Depuis quelques mois, l’espace médiatique a été envahi d’articles ici et soulignant les difficultés grandissantes de la communauté française à Montréal dans son intégration. Quid de la réalité ?

Cela a commencé insidieusement, quelques articles fleurissaient très orientés sur les irritants vécus de part et d’autre, des frictions possibles ou avérées entre Québécois et Français fraîchement arrivés. Un début qui pouvait apparaître prometteur dans la mesure où cela faisait un contrepoint intéressant à l’angélisme cultivé avec ardeur tant par les institutions que par les candidats au voyage sur l’immigration française au Québec.

L’effet boule de neige, version médiatique

Ayant été plusieurs fois contactée par des médias, aussi bien anglo-saxons que français, pour parler de mon expérience en tant que consultante en interculturel et française d’origine, j’étais ravie de partager mon expérience tant professionnelle que personnelle. Je l’ai fait avec plaisir ne ménageant pas mon temps pour donner une vision toute en nuances, remettant la réalité bien complexe en perspective. Mais à lire ce qu’en ont retenu les journalistes, j’ai, bien malgré moi, participé à ce flot de généralisations vagues et creuses qui a enflé tel un torrent grondissant au printemps.

Briser le mythe mais pas les rêves

Non, le Québec n’est pas l’Eldorado. Et si nous avons tous besoin de rêves, de ces rêves qui nous appellent à plus grand, de grâce n’embarquons pas pour la première chimère proposée même si elle vous parle d’ours, de sirop d’érable, de neige et de poutine ! L’immigration est un peu plus complexe, ne faites pas offense à votre intelligence ! Non, nous ne sommes pas dans un film avec des bons et des méchants.

Il est vrai que le Québec vit une période de prospérité économique et que le mythe de la nordicité fait rêver plus d’un Français, jeune ou moins jeune.
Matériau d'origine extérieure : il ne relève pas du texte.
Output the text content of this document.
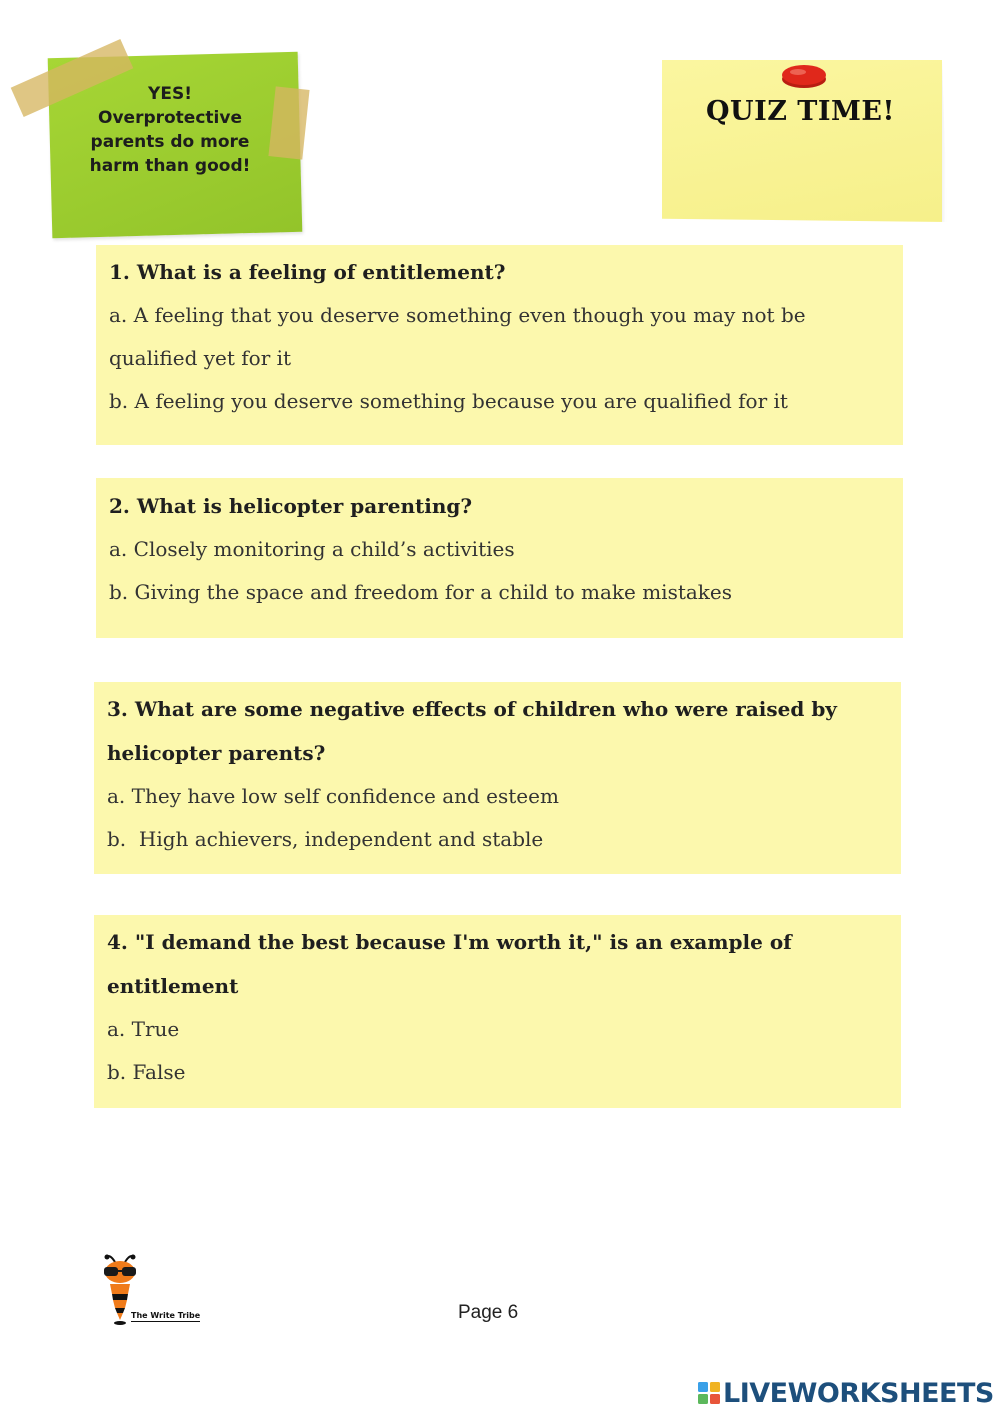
YES!
Overprotective
parents do more
harm than good!
QUIZ TIME!
1. What is a feeling of entitlement?
a. A feeling that you deserve something even though you may not be
qualified yet for it
b. A feeling you deserve something because you are qualified for it
2. What is helicopter parenting?
a. Closely monitoring a child’s activities
b. Giving the space and freedom for a child to make mistakes
3. What are some negative effects of children who were raised by
helicopter parents?
a. They have low self confidence and esteem
b.  High achievers, independent and stable
4. "I demand the best because I'm worth it," is an example of
entitlement
a. True
b. False
The Write Tribe	Page 6
LIVEWORKSHEETS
En ajoutant le fait que les institutions gouvernementales, canadienne et québécoise, ne lésinent pas sur les opérations séduction, nous avons les conditions parfaites du fantasme pernicieux.

Pour certains le test de la réalité in situ pourrait être confrontant bien que plein de possibles ! L’état d’esprit dans lequel on abordera l’immigration teintera l’expérience à n’en pas douter, tout comme nos rapports à l’autochtone au sens étymologique du  terme. On ne le soulignera jamais assez, immigrer est un défi exigeant, magnifique mais exigeant ! Et le défi est tout aussi grand pour la population d’accueil même si la bonne volonté est au rendez-vous, on l’oublie trop souvent.
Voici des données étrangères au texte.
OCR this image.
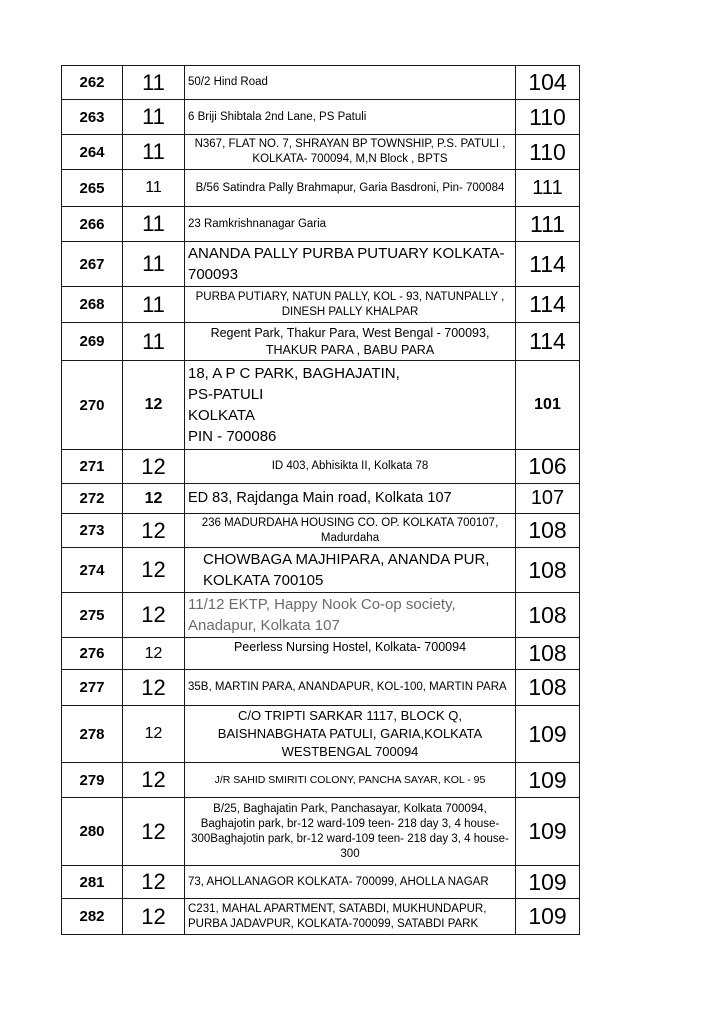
262	11	50/2 Hind Road	104
263	11	6 Briji Shibtala 2nd Lane, PS Patuli	110
264	11	N367, FLAT NO. 7, SHRAYAN BP TOWNSHIP, P.S. PATULI , KOLKATA- 700094, M,N Block , BPTS	110
265	11	B/56 Satindra Pally Brahmapur, Garia Basdroni, Pin- 700084	111
266	11	23 Ramkrishnanagar Garia	111
267	11	ANANDA PALLY PURBA PUTUARY KOLKATA-700093	114
268	11	PURBA PUTIARY, NATUN PALLY, KOL - 93, NATUNPALLY , DINESH PALLY KHALPAR	114
269	11	Regent Park, Thakur Para, West Bengal - 700093, THAKUR PARA , BABU PARA	114
270	12	18, A P C PARK, BAGHAJATIN,
PS-PATULI
KOLKATA
PIN - 700086	101
271	12	ID 403, Abhisikta II, Kolkata 78	106
272	12	ED 83, Rajdanga Main road, Kolkata 107	107
273	12	236 MADURDAHA HOUSING CO. OP. KOLKATA 700107, Madurdaha	108
274	12	CHOWBAGA MAJHIPARA, ANANDA PUR, KOLKATA 700105	108
275	12	11/12 EKTP, Happy Nook Co-op society, Anadapur, Kolkata 107	108
276	12	Peerless Nursing Hostel, Kolkata- 700094	108
277	12	35B, MARTIN PARA, ANANDAPUR, KOL-100, MARTIN PARA	108
278	12	C/O TRIPTI SARKAR 1117, BLOCK Q, BAISHNABGHATA PATULI, GARIA,KOLKATA WESTBENGAL 700094	109
279	12	J/R SAHID SMIRITI COLONY, PANCHA SAYAR, KOL - 95	109
280	12	B/25, Baghajatin Park, Panchasayar, Kolkata 700094, Baghajotin park, br-12 ward-109 teen- 218 day 3, 4 house-300Baghajotin park, br-12 ward-109 teen- 218 day 3, 4 house-300	109
281	12	73, AHOLLANAGOR KOLKATA- 700099, AHOLLA NAGAR	109
282	12	C231, MAHAL APARTMENT, SATABDI, MUKHUNDAPUR, PURBA JADAVPUR, KOLKATA-700099, SATABDI PARK	109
Les paradoxes du bien vivre ensemble, le cœur même de l’interculturel

Les généralisations portent en elles la quintessence des clichés réducteurs et néfastes. Si certains médias ont surfé sur cette vague, c’est que cela fait vendre ! Véhiculer et amplifier les points d’achoppement alimente une certaine vindicte populaire. Tant qu’on peut trouver un coupable sur qui râler, tout va bien. Loin de moi cependant l’idée de minimiser les réalités désagréables parfois politiquement incorrectes !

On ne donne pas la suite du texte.